Ciudad de México, 22 de febrero de 1914


Por primera vez, los fantasmas no acudían a su llamado, quizá porque estaba próximo a convertirse en uno. Él, que había dedicado más de la mitad de su vida a preparar su cuerpo para la comunión con el otro lado, renunciando al alcohol, al tabaco, al consumo de carne y a los placeres del lecho; que había aprendido homeopatía para no contaminarse con fármacos de laboratorio, permanecía sin respuesta, pese a la noche de vigilia y la mañana de ayuno.


¿Era por el dolor ante la tragedia que había ocasionado? Si él tan sólo se limitó a seguir las instrucciones de sus guías ¿habría sido entonces engañado? Quizá era la esperanza de salir vivo de todo esto, de alguna manera, pero ¿qué clase de vida le esperaba? La del reclamo, y el continuo recordatorio del fracaso. Sólo algo bello resultaría de recuperar su vida, y era el poder ver de nuevo el rostro de Sarita, pero si quería realizar su última sesión, no podía tener pensamientos tan egoístas. Tras suplicarle perdón, y recordarle que fue su único amor, arrancó a su esposa de la mente y el corazón, transformándose en un receptáculo vacío.


Su primera invocación la intentó a las diez de la mañana, llamando al hombre que no había alcanzado a ver su máximo triunfo, pues murió un mes antes de Ciudad Juárez, aquella sangrienta batalla que le dio todo, pero que intentó evitar por todos sus medios.


—¡Evaristo Madero, manifiéstate! ¡Abuelo, por favor!


Durante los días de encierro largo había pensado sobre lo que le diría. El viejo nunca entendió sus aspiraciones políticas, pese a que él fue su génesis.


“Siempre dijiste que ni toda la fortuna del mundo borraría la vergüenza del desdén de Díaz. Pues yo te redimí abuelo, no sólo crecí tu fortuna con nuevas fábricas, modernizando la hacienda, aumentando el valor de nuestra familia a quince millones de dólares[1]; sino que expulsé de su trono a aquel que te exilió de la política. ¿Por qué ahora me abandonas?” Pero el abuelo Evaristo no contestó.


Quizá defender su rol en el legado familiar no fue la mejor idea de salvación, pensaba. Gran parte de la fortuna que ayudó a crecer la dilapidó en sus campañas, y el nombre de la familia se hallaba en peor lugar que nunca antes. Pero lo que nunca le podrían negar, es que fue un hombre decente, que siempre buscó el bien a su prójimo. Alrededor del mediodía, mientras sus compañeros de cautiverio jugaban a las cartas sin mucha emoción, intentó su segunda invocación.


—¡Padre Samuel, manifiéstate! Tu antiguo alumno te llama.

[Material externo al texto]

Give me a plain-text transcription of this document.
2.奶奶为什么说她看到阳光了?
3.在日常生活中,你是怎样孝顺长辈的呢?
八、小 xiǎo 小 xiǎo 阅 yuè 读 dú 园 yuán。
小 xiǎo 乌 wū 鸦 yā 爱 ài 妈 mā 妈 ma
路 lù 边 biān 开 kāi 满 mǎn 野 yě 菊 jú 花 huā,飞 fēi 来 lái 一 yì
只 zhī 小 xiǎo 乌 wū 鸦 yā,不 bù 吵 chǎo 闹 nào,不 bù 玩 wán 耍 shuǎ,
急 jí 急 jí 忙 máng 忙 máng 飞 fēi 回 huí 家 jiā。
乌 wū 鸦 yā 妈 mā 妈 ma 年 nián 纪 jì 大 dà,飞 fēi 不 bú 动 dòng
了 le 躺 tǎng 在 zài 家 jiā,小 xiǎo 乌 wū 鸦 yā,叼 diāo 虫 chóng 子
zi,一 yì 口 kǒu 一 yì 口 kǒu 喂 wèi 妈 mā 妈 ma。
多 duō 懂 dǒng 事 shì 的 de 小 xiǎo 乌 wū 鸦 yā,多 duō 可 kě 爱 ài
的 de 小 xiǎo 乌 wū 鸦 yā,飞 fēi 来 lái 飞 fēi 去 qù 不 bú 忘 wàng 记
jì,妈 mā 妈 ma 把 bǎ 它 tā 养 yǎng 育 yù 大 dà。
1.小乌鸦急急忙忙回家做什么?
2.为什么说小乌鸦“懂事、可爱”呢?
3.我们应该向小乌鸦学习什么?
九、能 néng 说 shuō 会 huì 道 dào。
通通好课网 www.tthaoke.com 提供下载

“Tal vez crees que fui una decepción, pues me expulsaron del colegio jesuita por mis malas notas, y mi terrible inglés. Pero lo mejoré, padre; y aunque nunca fui cura como yo deseaba al inicio, seguí viviendo acorde a los principios que me enseñaron. Traté bien a todos los trabajadores de mi familia, construí escuelas y clínicas, doné a la caridad. Puse la otra mejilla siempre que me ofendieron, cuando me ridiculizaron por cosas tan absurdas como aquel aeroplano[2]”. Pero el padre Samuel no contestó.

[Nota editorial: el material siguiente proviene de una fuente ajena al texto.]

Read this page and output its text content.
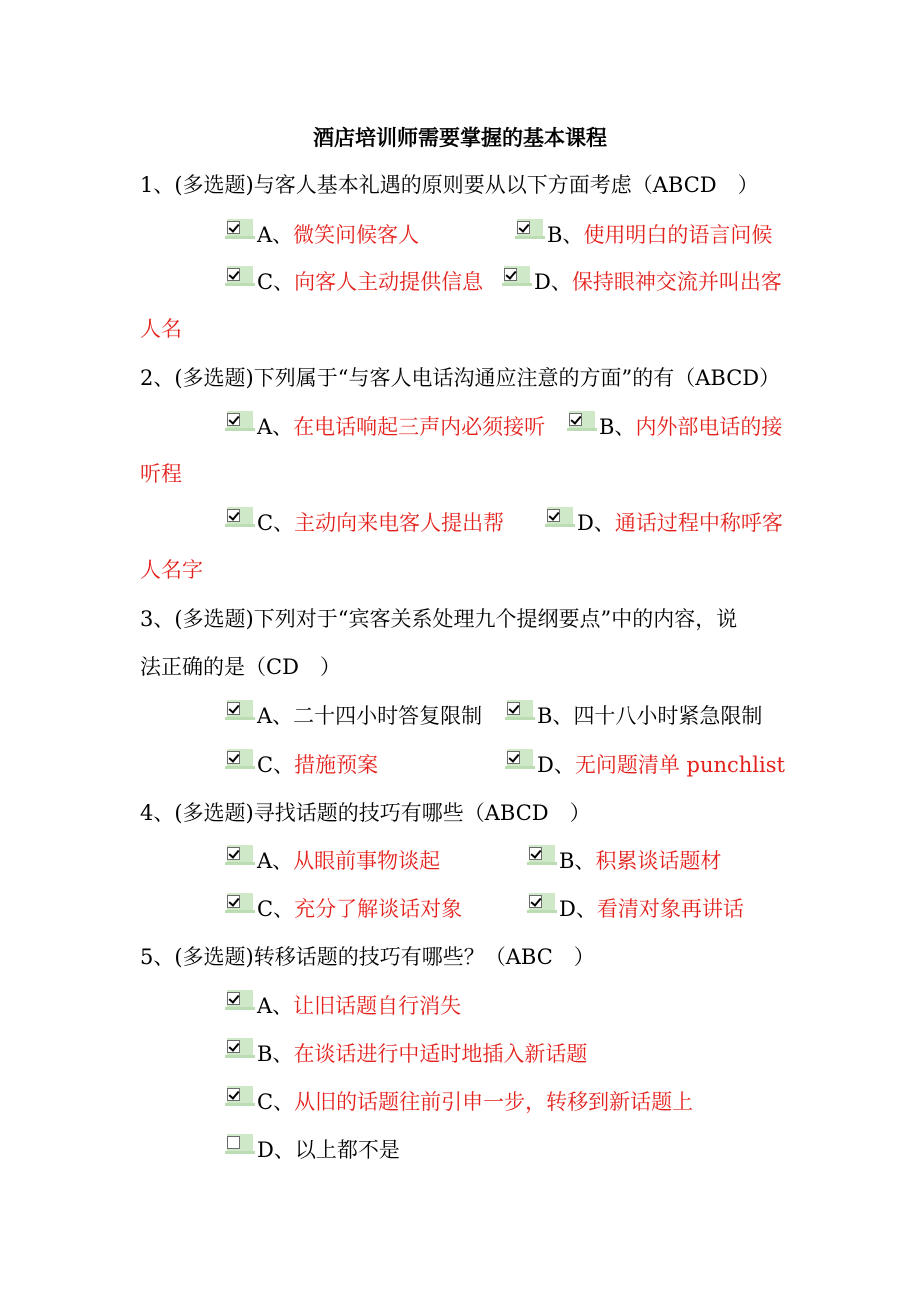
酒店培训师需要掌握的基本课程
1、(多选题)与客人基本礼遇的原则要从以下方面考虑（ABCD　）
A、 微笑问候客人	B、 使用明白的语言问候
C、 向客人主动提供信息 D、 保持眼神交流并叫出客
人名
2、(多选题)下列属于“与客人电话沟通应注意的方面”的有（ABCD）
A、 在电话响起三声内必须接听	B、 内外部电话的接
听程
C、 主动向来电客人提出帮	D、 通话过程中称呼客
人名字
3、(多选题)下列对于“宾客关系处理九个提纲要点”中的内容，说
法正确的是（CD　）
A、 二十四小时答复限制	B、 四十八小时紧急限制
C、 措施预案	D、 无问题清单 punchlist
4、(多选题)寻找话题的技巧有哪些（ABCD　）
A、 从眼前事物谈起	B、 积累谈话题材
C、 充分了解谈话对象	D、 看清对象再讲话
5、(多选题)转移话题的技巧有哪些？（ABC　）
A、 让旧话题自行消失
B、 在谈话进行中适时地插入新话题
C、 从旧的话题往前引申一步，转移到新话题上
D、 以上都不是
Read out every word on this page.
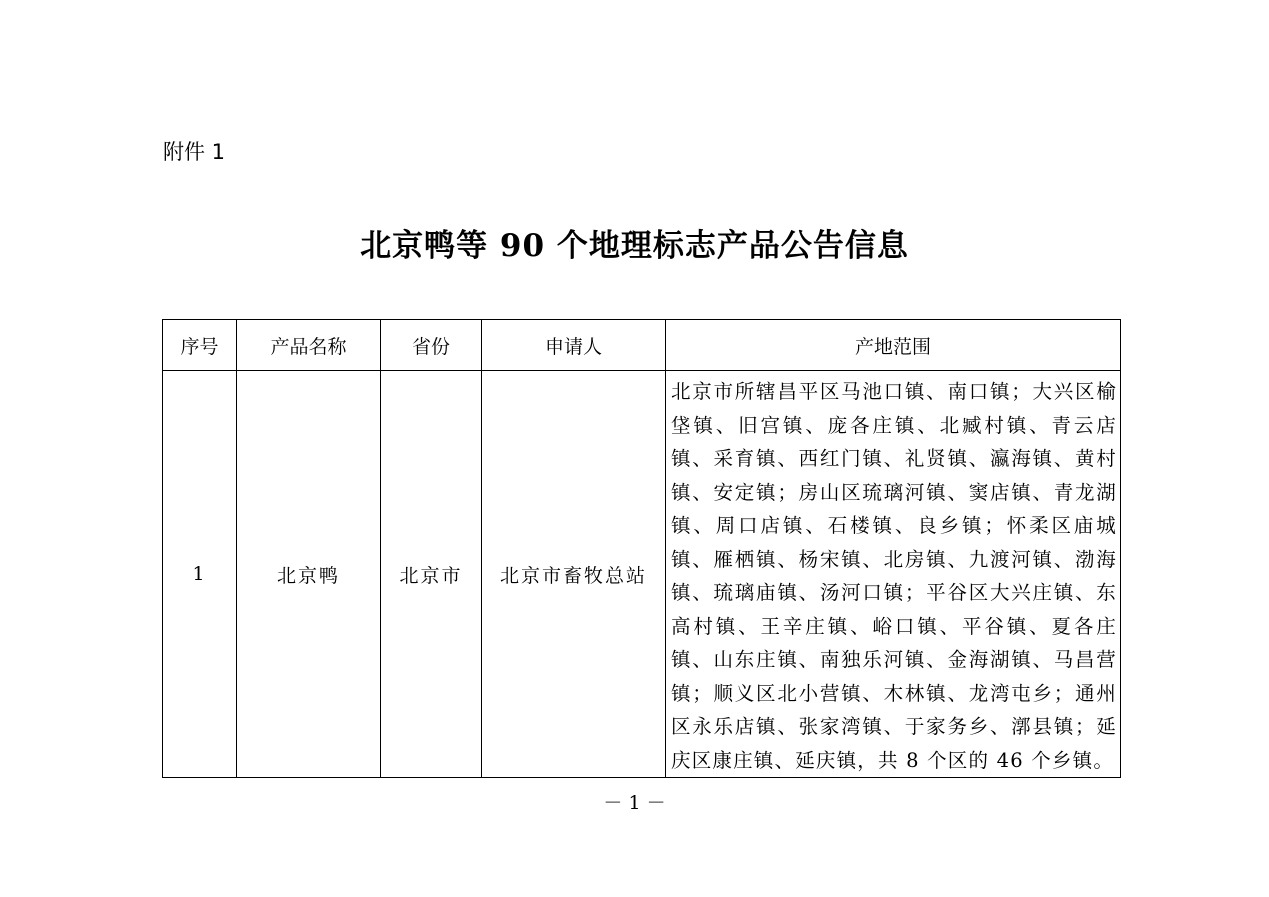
附件 1
北京鸭等 90 个地理标志产品公告信息
序号	产品名称	省份	申请人	产地范围
1	北京鸭	北京市	北京市畜牧总站	北京市所辖昌平区马池口镇、南口镇；大兴区榆垡镇、旧宫镇、庞各庄镇、北臧村镇、青云店镇、采育镇、西红门镇、礼贤镇、瀛海镇、黄村镇、安定镇；房山区琉璃河镇、窦店镇、青龙湖镇、周口店镇、石楼镇、良乡镇；怀柔区庙城镇、雁栖镇、杨宋镇、北房镇、九渡河镇、渤海镇、琉璃庙镇、汤河口镇；平谷区大兴庄镇、东高村镇、王辛庄镇、峪口镇、平谷镇、夏各庄镇、山东庄镇、南独乐河镇、金海湖镇、马昌营镇；顺义区北小营镇、木林镇、龙湾屯乡；通州区永乐店镇、张家湾镇、于家务乡、漷县镇；延庆区康庄镇、延庆镇，共 8 个区的 46 个乡镇。
－ 1 －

¿Y cómo podría hacerlo? Todas esas manifestaciones de humanidad eran poca cosa si al otro lado de la balanza ponía los muertos que cargaba. Él nunca quiso una guerra, pero fue un mal necesario para cumplir su destino de salvar a su país. Pero ver la devastación lo afectó más de lo que esperaba, saber de los Serdán y de todos los que habían perdido la vida peleando por su causa. Por eso, para no tener que volver a dar nunca un pésame, es que la idea de la reconciliación lo había obsesionado, pero en eso también falló: nunca se ganó a aquellos que lo odiaban, y alejó a muchos que creían en él. Seis rebeliones en trece meses, cada una con una aplastante cadena de muertos, sólo podía verse como el más terrible de los fracasos.


Cerca de las tres de la tarde, después de comer un poco de pan, fruta y queso, intentó su tercera invocación.


—¡Benito Juárez, manifiéstate! Tú que hace cinco años me dictaste La sucesión presidencial ¿por qué me has abandonado?


“Si alguien fue mi guía, fue usted. De usted emana todo mi idealismo político, la misma noción de ser un presidente. Sin libertad no puede haber crecimiento, eso lo dijo usted, y si busqué la renovación fue en persecución de esa idea. Y no lo hice tan mal, acabé con los jefes políticos, hice que los legisladores se eligieran de forma directa, que hasta por los ministros de la Suprema Corte se votara. Le regresé la libertad a los periódicos, incluso en perjuicio mío. Y si de algo estoy orgulloso es del Departamento de Trabajo. No reprimí ni una huelga, disminuí las jornadas, limité el trabajo de mujeres y niños. Nunca antes los obreros de este país tuvieron tantos derechos”. Pero el licenciado Juárez no contestó.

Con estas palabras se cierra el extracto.